Esta es una carta extensa, pero usted no está obligado a responder. Posiblemente, si la contesta y la dirige a Herman Melville, la perderá –porque los mismos dedos que ahora guían esta pluma no son precisamente los mismos que la tomaron y la pusieron sobre este papel. Señor, ¿cuándo terminaremos de transformarnos? ¡Ah! Es una etapa larga y no hay posada a la vista y se acerca la noche, y el cuerpo es frío. Pero, con usted como pasajero, estoy contento y puedo ser feliz. Creo que dejaré el mundo con más satisfacción por haber llegado a conocerle. Conocerlo me convence más que la Biblia acerca de nuestra inmortalidad.

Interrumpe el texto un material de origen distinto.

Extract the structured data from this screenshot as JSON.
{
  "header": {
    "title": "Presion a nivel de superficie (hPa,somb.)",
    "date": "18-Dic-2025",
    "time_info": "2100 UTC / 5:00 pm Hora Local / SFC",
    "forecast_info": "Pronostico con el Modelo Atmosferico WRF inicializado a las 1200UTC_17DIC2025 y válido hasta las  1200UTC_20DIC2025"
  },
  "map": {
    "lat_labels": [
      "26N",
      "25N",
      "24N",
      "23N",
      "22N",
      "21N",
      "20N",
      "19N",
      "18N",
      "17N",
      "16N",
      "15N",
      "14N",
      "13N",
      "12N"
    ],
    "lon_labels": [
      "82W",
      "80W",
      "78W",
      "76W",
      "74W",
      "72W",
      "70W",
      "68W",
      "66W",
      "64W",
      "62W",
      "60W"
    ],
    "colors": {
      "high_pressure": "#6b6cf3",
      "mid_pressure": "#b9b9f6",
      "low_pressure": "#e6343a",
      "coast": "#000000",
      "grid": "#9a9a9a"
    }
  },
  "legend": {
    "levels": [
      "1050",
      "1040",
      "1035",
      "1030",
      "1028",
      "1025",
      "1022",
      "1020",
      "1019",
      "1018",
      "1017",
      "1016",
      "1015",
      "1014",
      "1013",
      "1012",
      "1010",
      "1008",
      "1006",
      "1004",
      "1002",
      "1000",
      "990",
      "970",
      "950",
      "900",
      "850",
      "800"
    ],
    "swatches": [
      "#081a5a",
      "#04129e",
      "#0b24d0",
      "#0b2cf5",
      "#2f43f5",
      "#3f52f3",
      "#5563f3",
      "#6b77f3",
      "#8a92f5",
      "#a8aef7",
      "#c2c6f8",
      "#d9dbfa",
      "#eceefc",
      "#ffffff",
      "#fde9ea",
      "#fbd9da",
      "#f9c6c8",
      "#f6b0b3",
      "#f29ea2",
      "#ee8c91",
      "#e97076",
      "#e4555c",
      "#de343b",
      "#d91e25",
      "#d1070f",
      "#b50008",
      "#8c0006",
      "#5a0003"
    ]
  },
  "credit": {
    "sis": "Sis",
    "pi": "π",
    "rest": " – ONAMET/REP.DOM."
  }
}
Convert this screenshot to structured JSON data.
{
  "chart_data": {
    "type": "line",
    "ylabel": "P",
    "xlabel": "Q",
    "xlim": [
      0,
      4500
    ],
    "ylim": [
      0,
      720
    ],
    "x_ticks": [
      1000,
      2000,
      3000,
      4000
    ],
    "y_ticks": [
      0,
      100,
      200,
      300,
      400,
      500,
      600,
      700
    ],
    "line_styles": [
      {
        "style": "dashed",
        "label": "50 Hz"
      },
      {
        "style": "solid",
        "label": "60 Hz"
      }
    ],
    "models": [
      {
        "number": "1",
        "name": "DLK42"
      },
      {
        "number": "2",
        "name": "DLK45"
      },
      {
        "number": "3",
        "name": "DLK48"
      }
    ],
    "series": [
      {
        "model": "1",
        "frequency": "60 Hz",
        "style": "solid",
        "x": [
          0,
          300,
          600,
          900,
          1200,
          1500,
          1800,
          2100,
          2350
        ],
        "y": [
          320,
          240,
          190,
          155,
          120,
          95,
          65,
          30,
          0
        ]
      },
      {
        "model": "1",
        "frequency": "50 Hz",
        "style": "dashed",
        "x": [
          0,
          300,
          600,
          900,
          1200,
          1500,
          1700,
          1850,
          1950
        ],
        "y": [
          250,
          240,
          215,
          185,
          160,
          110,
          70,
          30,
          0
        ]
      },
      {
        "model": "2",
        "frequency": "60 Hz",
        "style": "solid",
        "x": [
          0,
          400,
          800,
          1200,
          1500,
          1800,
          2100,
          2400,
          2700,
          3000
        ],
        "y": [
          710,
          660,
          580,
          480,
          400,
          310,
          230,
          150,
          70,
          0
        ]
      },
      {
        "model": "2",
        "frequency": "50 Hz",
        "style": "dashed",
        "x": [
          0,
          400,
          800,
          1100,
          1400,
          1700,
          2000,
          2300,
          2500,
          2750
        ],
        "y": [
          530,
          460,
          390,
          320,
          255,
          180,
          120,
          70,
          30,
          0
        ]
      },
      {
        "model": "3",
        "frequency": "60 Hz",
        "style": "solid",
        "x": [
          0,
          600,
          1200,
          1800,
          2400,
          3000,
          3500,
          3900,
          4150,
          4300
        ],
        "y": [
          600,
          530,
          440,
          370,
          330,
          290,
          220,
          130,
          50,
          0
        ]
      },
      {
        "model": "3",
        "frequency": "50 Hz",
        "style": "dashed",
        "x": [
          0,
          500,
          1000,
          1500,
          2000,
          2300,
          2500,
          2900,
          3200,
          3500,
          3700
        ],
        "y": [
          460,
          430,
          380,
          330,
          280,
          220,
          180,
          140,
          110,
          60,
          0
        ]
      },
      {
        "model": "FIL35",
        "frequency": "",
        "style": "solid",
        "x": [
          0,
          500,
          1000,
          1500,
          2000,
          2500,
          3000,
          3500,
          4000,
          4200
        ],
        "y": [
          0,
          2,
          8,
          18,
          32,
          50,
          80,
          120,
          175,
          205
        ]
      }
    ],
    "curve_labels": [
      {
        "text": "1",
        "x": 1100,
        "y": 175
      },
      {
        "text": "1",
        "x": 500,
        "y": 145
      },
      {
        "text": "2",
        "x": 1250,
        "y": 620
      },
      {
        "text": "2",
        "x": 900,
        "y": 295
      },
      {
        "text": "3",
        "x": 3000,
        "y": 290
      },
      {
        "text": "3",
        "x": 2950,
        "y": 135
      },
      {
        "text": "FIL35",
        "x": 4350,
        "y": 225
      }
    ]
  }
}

¡Qué lástima que, a cambio de su carta tan sencilla y franca, reciba semejante galimatías! Mencióneme a la Sra. Hawthorne y a los niños, y también adiós para usted, con mi bendición.
Herman
P.D. No puedo detenerme todavía. Si el mundo estuviera enteramente conformado por magos, le diré lo que yo haría. Tendría una fábrica de papel instalada en un extremo de la casa, y así tendría un rollo interminable de papel rodando continuamente sobre mi escritorio; y, sobre ese interminable rollo, escribiría mil... un millón... mil millones de reflexiones, todas bajo la forma de una carta para usted. El imán divino está en usted, y mi imán responde. ¿Cuál es el más grande? Una pregunta tonta –son Uno.
H.
No crea que por escribirme una carta se tiene que aburrir todo el tiempo con una respuesta inmediata a la misma y, de ese modo, mantenernos a ambos hurgando eternamente sobre un escritorio. Nada de eso. No siempre contestaré a sus cartas, y usted puede hacer lo que le plazca.
Nota y traducción de Roberto Bernal.